Una farola de automóvil es tomada de un taller, el sonido de los destornilladores reverbera en el vacío, el sonido de metal contra metal que prepara la magia con cables que lo hieren con su voltaje una y otra vez. La razón que guía al niño Santiago de 7 años para tomar la farola no obedece al goce infantil de la travesura, sino a una empresa mucho mayor. La farola ilumina una pasión que durará toda la vida. Junto con una caja de zapatos y unas cuantas fotografías para proyectar en una pared, como un cinematógrafo casero, dictará acaso un destino inapelable. Pero ahora, la farola proyecta imágenes mientras los chicos del barrio observan fascinados. Él, Santiago, será responsable de la maravilla.
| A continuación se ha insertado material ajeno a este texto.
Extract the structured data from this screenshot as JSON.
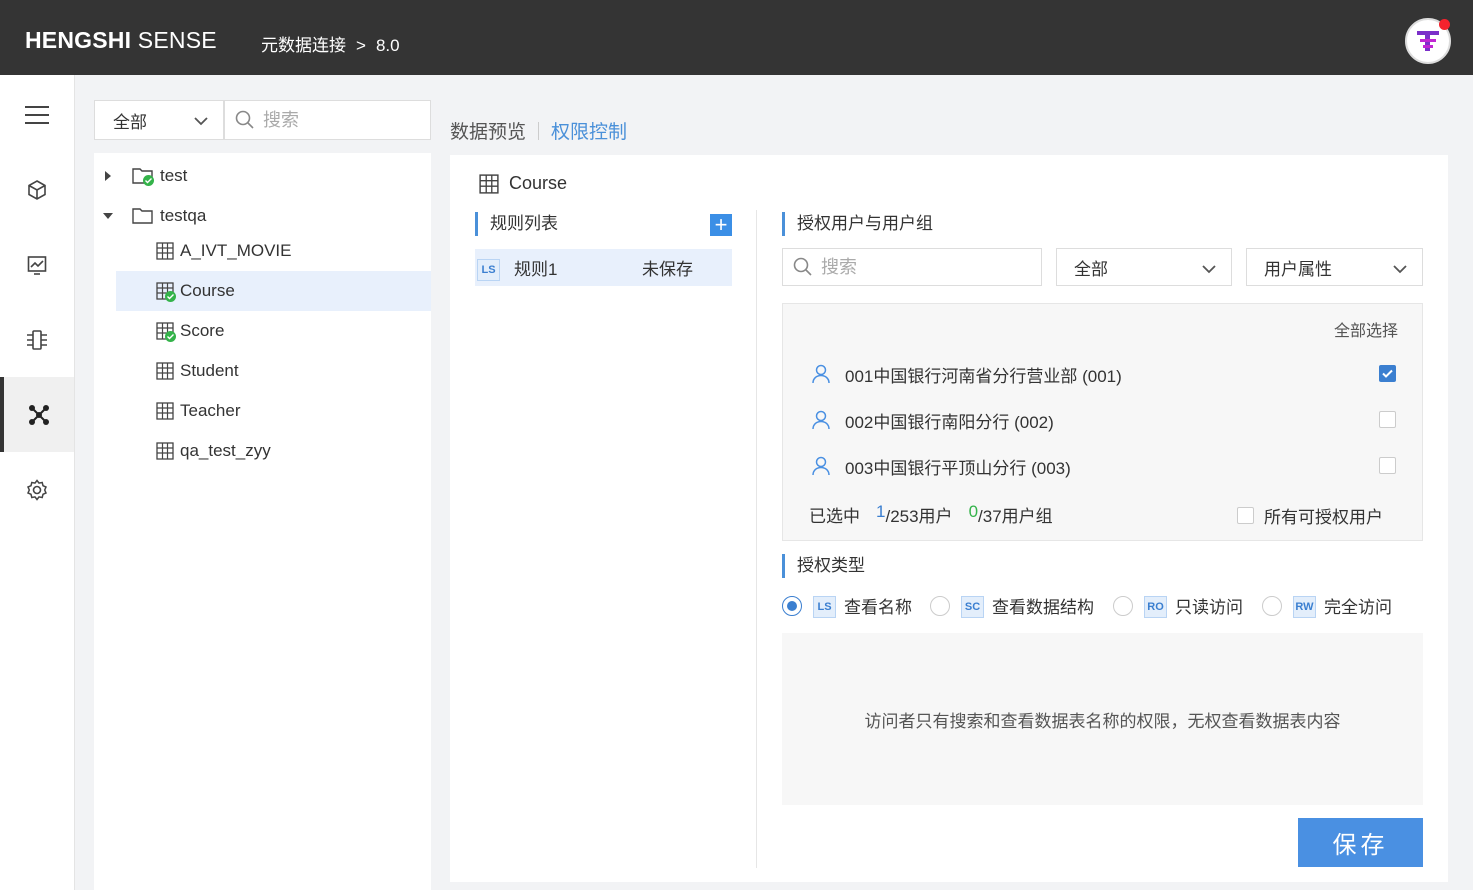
{
  "header": {
    "logo_bold": "HENGSHI",
    "logo_rest": "SENSE",
    "breadcrumb_parent": "元数据连接",
    "breadcrumb_separator": ">",
    "breadcrumb_current": "8.0"
  },
  "rail": {
    "items": [
      "menu-icon",
      "cube-icon",
      "chart-icon",
      "pipeline-icon",
      "data-connection-icon",
      "settings-icon"
    ],
    "active_index": 4
  },
  "tree_panel": {
    "filter_value": "全部",
    "search_placeholder": "搜索",
    "nodes": [
      {
        "label": "test",
        "type": "folder",
        "expanded": false,
        "authorized": true
      },
      {
        "label": "testqa",
        "type": "folder",
        "expanded": true,
        "authorized": false
      },
      {
        "label": "A_IVT_MOVIE",
        "type": "table",
        "authorized": false
      },
      {
        "label": "Course",
        "type": "table",
        "authorized": true,
        "selected": true
      },
      {
        "label": "Score",
        "type": "table",
        "authorized": true
      },
      {
        "label": "Student",
        "type": "table",
        "authorized": false
      },
      {
        "label": "Teacher",
        "type": "table",
        "authorized": false
      },
      {
        "label": "qa_test_zyy",
        "type": "table",
        "authorized": false
      }
    ]
  },
  "main": {
    "tabs": [
      {
        "label": "数据预览",
        "active": false
      },
      {
        "label": "权限控制",
        "active": true
      }
    ],
    "table_name": "Course",
    "rules": {
      "heading": "规则列表",
      "items": [
        {
          "badge": "LS",
          "name": "规则1",
          "status": "未保存"
        }
      ]
    },
    "users": {
      "heading": "授权用户与用户组",
      "search_placeholder": "搜索",
      "scope_filter": "全部",
      "attribute_filter": "用户属性",
      "select_all": "全部选择",
      "list": [
        {
          "name": "001中国银行河南省分行营业部 (001)",
          "checked": true
        },
        {
          "name": "002中国银行南阳分行 (002)",
          "checked": false
        },
        {
          "name": "003中国银行平顶山分行 (003)",
          "checked": false
        }
      ],
      "selected_label": "已选中",
      "selected_users_count": "1",
      "users_total_text": "/253用户",
      "selected_groups_count": "0",
      "groups_total_text": "/37用户组",
      "all_authorizable_label": "所有可授权用户",
      "all_authorizable_checked": false
    },
    "auth_type": {
      "heading": "授权类型",
      "options": [
        {
          "badge": "LS",
          "label": "查看名称",
          "selected": true
        },
        {
          "badge": "SC",
          "label": "查看数据结构",
          "selected": false
        },
        {
          "badge": "RO",
          "label": "只读访问",
          "selected": false
        },
        {
          "badge": "RW",
          "label": "完全访问",
          "selected": false
        }
      ],
      "description": "访问者只有搜索和查看数据表名称的权限，无权查看数据表内容"
    },
    "save_label": "保存"
  },
  "colors": {
    "header_bg": "#343434",
    "accent": "#4a90e2",
    "selected_row_bg": "#e8f0fc",
    "authorized_badge": "#34b34a"
  }
}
El niño de las farolas, Santiago Cárdenas, que hoy tiene 55 años, declama un verso del poema Futuro, de Porfirio Barba Jacob, Decid de mi cuando yo muera ¡y el día esté lejano!, mientras hace correr el carrete de un proyector Keystone de 1947, no sin antes aceitar sus engranajes como si aplicara un bálsamo. El olvido lo acecha como un depredador. Atrás quedaron los momentos en que era el héroe del barrio con sus proyecciones caseras o cuando cortejaba muchachas en medio del claroscuro de la luz de la farola. La modernidad y su inmediatez han relegado a hombres como él al olvido. Él mismo lo declara con la sonrisa de quien ya no puede hacer nada: Los proyeccionistas estamos en vía de extinción.
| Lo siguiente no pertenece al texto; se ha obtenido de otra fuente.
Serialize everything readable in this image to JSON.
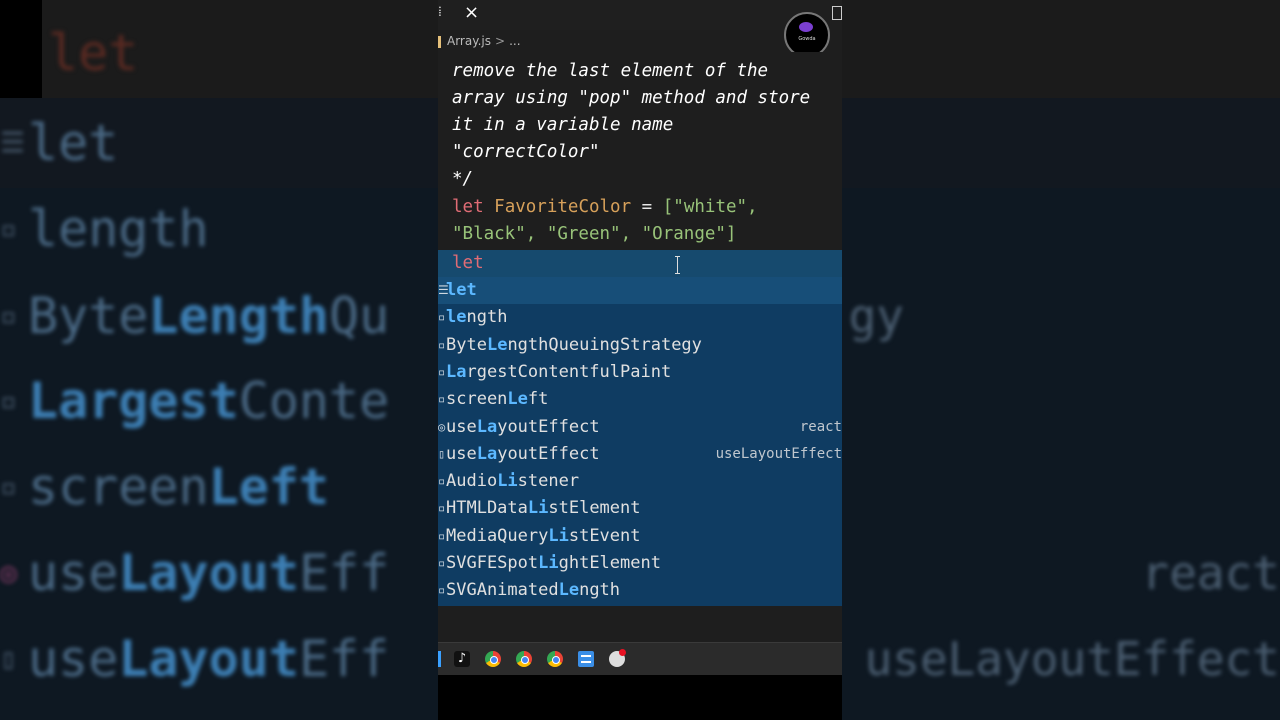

Él no se puede explicar a sí mismo el momento exacto en que la pasión se apoderó de él, simplemente responde: Yo nací para el cine. Recuerda, sí, un episodio ocurrido una mañana de sábado en junio del 69. Su padre, dueño de una droguería, envía medicamentos al teatro Cervantes ubicado a una cuadra, en la Carrera 4 entre calles 13 y 14. Santiago debe entregar el Mejoral para el proyeccionista afligido por un dolor de cabeza. Toca la puerta del teatro y lo hacen pasar directamente a la sala de proyección, a medida que se acerca escucha un sonido que se acompasa con los latidos de su corazón, entra y encuentra un proyector enorme presentando una película mexicana de pistoleros. Entregué el medicamento y me lancé sobre la máquina, de allí salía ese sonido mágico.
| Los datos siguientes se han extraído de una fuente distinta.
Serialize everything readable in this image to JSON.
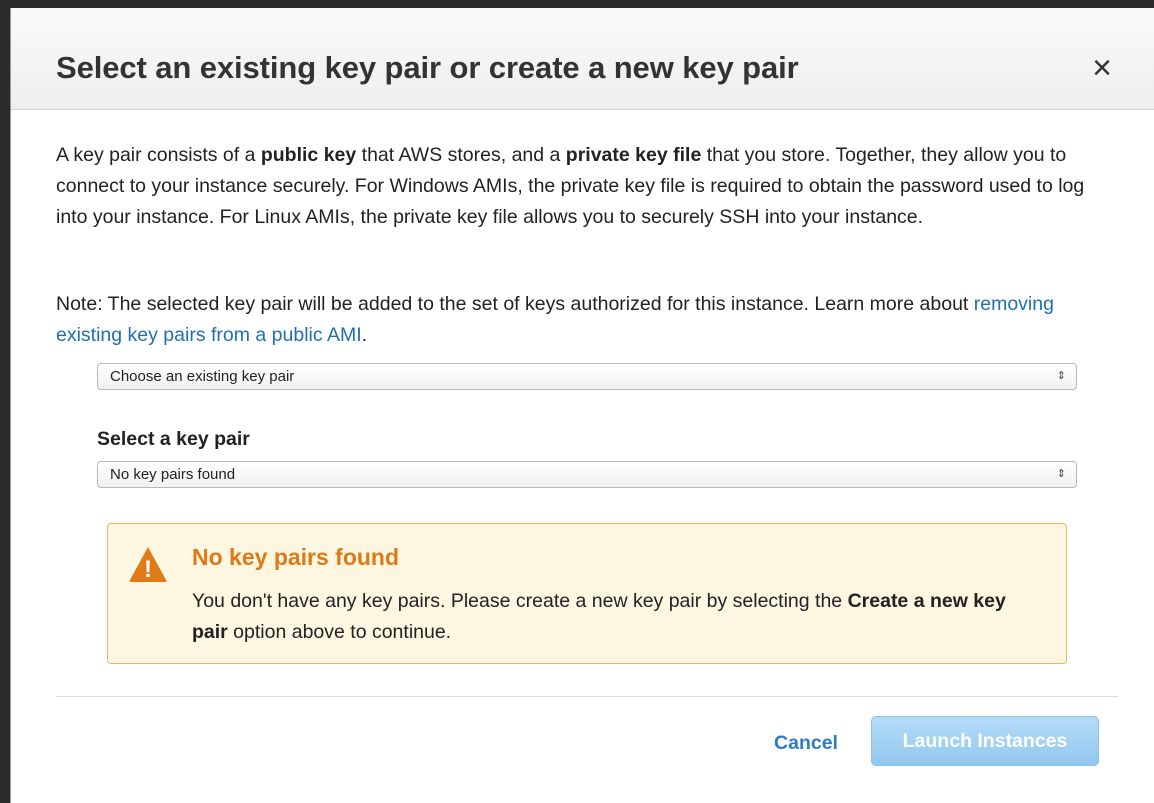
{
  "dialog": {
    "title": "Select an existing key pair or create a new key pair",
    "close_label": "×"
  },
  "description": {
    "part1": "A key pair consists of a ",
    "bold1": "public key",
    "part2": " that AWS stores, and a ",
    "bold2": "private key file",
    "part3": " that you store. Together, they allow you to connect to your instance securely. For Windows AMIs, the private key file is required to obtain the password used to log into your instance. For Linux AMIs, the private key file allows you to securely SSH into your instance."
  },
  "note": {
    "prefix": "Note: The selected key pair will be added to the set of keys authorized for this instance. Learn more about ",
    "link_text": "removing existing key pairs from a public AMI",
    "suffix": "."
  },
  "key_pair_mode_select": {
    "selected": "Choose an existing key pair",
    "arrows": "⇕"
  },
  "key_pair_select": {
    "label": "Select a key pair",
    "selected": "No key pairs found",
    "arrows": "⇕"
  },
  "alert": {
    "title": "No key pairs found",
    "body_prefix": "You don't have any key pairs. Please create a new key pair by selecting the ",
    "body_bold": "Create a new key pair",
    "body_suffix": " option above to continue.",
    "icon": "warning-icon",
    "icon_glyph": "!",
    "color_title": "#dd7a17",
    "color_background": "#fdf6e0"
  },
  "footer": {
    "cancel_label": "Cancel",
    "launch_label": "Launch Instances",
    "launch_enabled": false
  }
}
El niño mira la máquina y volteándose en dirección al operador adolorido por la migraña, le dice con una voz que no admite réplica: Enséñeme. El aludido, de apellido Ortiz, responde mientras se soba la cabeza con un categórico: no. Como si no hubiera escuchado la respuesta, el niño repite: Enséñeme. Se acerca a Ortiz para halarlo de la manga de la camisa: Enséñeme, enséñeme, como un pequeño caprichoso que pide que le compren un dulce. El proyeccionista finalmente le dice: Prenda eso y no joda más. Santiago se va feliz a su casa, ha prendido la lámpara esta vez.
Alicia, la madre de Santiago, quien no está de acuerdo con el cine y aún hoy sigue sin verle la gracia, ve cómo su hijo se ofrece a llevar todos los encargos de la droguería. Pronto se encuentra a las puertas del teatro Cervantes y trae medicamentos para aliviar el trasnocho, la resaca y el dolor en las articulaciones propio del operador de cine, mientras le insiste que le enseñe.
Ortiz, entre resignado y conmovido, le dice que ponga la mano sobre el interruptor. El pequeño no tiene la suficiente fuerza para accionarla, pero la mano de Ortiz se posa sobre la suya y juntos encienden la máquina. A partir de entonces, todos lo empezarán a conocer como proyeccionista.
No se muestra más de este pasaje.